Structurally, Fortinet and Howmet Aerospace are closely matched — neither holds a meaningful edge overall. Howmet Aerospace still leads on growth and profitability, which keeps the comparison from looking entirely one-sided. In the market, Howmet Aerospace carries the stronger setup — intact trend against Fortinet's broken trend.
The comparison is based on similar long-term financial trajectories, not sector labels.
On valuation, the clearer edge sits with Fortinet, Inc., while the broader score remains level.
This pair is matched through long-term financial trajectory similarity within the selected peer universe.
This level of similarity signals a strong structural match, even though some dimensions still separate the two companies.
The match is driven mainly by capital structure and revenue stability.
Scores reflect position relative to comparable companies with similar long-term financial trajectories.
Pricing shapes this comparison more than a broad operating gap.
Left means cheaper relative valuation. Higher means stronger structure.
Howmet Aerospace Inc. occupies the cheaper side of the setup map, although Fortinet, Inc. still holds the stronger structural profile.

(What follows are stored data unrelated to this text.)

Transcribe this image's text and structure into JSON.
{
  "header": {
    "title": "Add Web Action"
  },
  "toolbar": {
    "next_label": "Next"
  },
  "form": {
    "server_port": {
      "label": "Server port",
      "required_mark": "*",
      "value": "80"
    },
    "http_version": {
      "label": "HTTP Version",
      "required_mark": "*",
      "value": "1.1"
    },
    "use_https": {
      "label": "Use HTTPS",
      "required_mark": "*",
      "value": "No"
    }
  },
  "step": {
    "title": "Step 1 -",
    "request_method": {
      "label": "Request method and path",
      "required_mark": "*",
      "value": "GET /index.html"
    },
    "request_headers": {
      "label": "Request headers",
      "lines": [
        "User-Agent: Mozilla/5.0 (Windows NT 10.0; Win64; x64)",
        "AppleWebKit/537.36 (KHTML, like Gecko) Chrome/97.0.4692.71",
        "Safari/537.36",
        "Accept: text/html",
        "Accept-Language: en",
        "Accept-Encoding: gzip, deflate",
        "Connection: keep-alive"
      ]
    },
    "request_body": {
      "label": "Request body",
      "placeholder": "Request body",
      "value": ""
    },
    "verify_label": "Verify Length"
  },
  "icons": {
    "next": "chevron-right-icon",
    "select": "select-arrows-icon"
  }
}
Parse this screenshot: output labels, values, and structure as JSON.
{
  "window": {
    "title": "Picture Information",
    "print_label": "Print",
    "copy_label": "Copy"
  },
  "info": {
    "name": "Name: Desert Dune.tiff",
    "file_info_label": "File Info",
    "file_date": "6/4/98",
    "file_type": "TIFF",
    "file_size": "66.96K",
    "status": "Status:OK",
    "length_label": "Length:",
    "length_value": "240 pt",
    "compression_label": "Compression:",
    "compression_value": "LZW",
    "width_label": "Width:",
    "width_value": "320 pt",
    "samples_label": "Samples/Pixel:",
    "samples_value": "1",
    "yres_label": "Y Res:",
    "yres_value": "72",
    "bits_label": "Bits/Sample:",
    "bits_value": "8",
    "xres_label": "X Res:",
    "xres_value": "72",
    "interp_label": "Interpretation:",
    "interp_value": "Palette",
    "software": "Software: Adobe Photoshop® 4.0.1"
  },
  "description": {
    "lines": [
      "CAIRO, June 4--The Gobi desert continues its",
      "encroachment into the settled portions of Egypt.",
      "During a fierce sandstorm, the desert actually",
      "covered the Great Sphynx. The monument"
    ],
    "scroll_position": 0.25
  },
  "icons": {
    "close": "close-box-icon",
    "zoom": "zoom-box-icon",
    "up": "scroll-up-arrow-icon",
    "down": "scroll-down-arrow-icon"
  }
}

Valuation position uses peer-relative PE percentile (idx_pct_pe) where available.
The multiple-based pricing edge comes from a forward P/E that is 15.6 turns lower.
Earnings growth also leans the other way, which keeps the score lead from reading as a full growth sweep.
Valuation provides the clearer read here, while the broader score remains level.
Break down the FTNT vs HWM comparison across all dimensions with the full interactive tool.
Explore how FTNT and HWM each compare against other companies in their peer groups.
Rule-based, descriptive analysis only. Derived from peer percentile dimensions. Not investment advice. Peer groups are determined algorithmically based on structural similarity — not by sector classification alone.
AssetNext scores reflect each company's structural position within its functional peer group — not a ranking against all stocks simultaneously. Peers are identified by similarity across eight financial dimensions, including revenue growth trajectory, margin structure, capital intensity, and earnings stability. A score of 75 means the company ranks in the top quartile within its own peer group, not the entire market.
Four dimension scores drive the overall peer score: Growth (revenue trajectory and expansion dynamics), Quality (margin structure and capital efficiency), Valuation (peer-relative pricing on standard multiples), and Stability (earnings consistency and financial predictability). Each dimension is scored 0–100 relative to the peer group, then combined into an overall peer score using equal weighting.
Scores are recalculated periodically as underlying financial data is updated. All analysis is descriptive and rule-based — AssetNext describes structural realities and never issues buy, sell or hold recommendations.